Dari mereka kemudian lahirlah para ulama dan aktifis perempuan di banyak negara muslim. Tidak sedikit para ulama perempuan tampil kembali ke panggung sejarah. Pengetahuan mereka dalam bidang ilmu-ilmu agama (Islam) sangat mendalam dan luas. Beberapa di antaranya adalah Huda Sya'rawi, Aisyah Taymuriyah, Batsinah, Nabawiyah Musa, Zainab al-Ghazali, Aisyah Abdurrahman bint Syathi, Fatimah Mernisi, Asma Barlas, Aminah Wadud, Asma al-Murabith dan masih banyak lagi.

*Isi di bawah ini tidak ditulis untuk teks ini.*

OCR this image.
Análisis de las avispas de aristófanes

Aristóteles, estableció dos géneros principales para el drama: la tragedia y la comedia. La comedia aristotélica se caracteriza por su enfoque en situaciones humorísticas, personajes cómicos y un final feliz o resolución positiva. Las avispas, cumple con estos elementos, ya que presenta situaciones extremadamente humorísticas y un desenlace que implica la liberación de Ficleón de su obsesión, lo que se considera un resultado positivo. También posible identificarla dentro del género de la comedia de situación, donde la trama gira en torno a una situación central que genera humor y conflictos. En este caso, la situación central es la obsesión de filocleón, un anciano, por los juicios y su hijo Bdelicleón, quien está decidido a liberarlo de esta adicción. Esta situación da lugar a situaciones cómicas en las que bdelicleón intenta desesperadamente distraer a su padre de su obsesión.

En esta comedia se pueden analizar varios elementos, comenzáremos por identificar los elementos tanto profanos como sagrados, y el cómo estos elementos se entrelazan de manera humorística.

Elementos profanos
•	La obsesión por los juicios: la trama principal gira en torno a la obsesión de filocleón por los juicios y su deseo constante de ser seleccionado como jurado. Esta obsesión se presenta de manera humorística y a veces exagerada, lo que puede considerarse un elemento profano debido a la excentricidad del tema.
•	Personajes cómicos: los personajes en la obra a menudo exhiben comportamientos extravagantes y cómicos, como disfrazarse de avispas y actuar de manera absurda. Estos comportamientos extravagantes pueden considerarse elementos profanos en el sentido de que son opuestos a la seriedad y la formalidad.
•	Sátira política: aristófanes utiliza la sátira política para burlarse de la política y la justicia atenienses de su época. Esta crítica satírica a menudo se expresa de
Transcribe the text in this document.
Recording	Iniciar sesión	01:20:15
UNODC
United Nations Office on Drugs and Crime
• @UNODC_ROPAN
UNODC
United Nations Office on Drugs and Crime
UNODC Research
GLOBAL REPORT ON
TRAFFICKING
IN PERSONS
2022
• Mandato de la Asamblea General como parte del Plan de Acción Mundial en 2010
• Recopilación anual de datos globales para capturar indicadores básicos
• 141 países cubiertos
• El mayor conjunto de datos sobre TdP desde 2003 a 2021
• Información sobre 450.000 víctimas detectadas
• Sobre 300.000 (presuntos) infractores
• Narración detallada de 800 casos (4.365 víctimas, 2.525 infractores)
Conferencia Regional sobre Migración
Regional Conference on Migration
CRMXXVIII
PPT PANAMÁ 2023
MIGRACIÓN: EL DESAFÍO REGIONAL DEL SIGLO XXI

Nabawiyah Musa, perempuan ulama dari Mesir. Ia menuntut dibukanya akses dan kesetaraan pendidikan bagi kaum perempuan negerinya. Dalam sebuah ceramahnya dia mengatakan:
أُرِيدُ اَنْ تَحْيَا الْمِصْرِيَّاتُ حَيَاةً حَقِيقِيَّةً . فَيَقْبَلْنَ عَلَى الْعِلْمِ وَيَسْعَينَ سَعْياً مُتَوَاصِلاً . فَلاَ يَمْضِى زَمَانٌ حَتَّى أَرَى فِى هَذِهِ الدَّارِ مِائَةً مِنَ السَّيِّدَاتِ
''"Uridu an Tahya al Mishriyyat Hayah Haqiqiyyah. Fayaqbalna 'ala al 'Ilm wa Yas'ayanna Sa'yan Mutawashilan. Fa La Yamdhi Zaman Hatta Ara fi Hadzihi al Dar Mi-at min al Sayyidat"''(Aku berharap kaum perempuan Mesir bisa hidup dengan baik, mengapresiasi ilmu pengetahuan dan bekerja keras tanpa henti, sampai tiba masanya aku dapat melihat lahirnya ratusan tokoh/pemimpin perempuan dalam negeri tercinta ini).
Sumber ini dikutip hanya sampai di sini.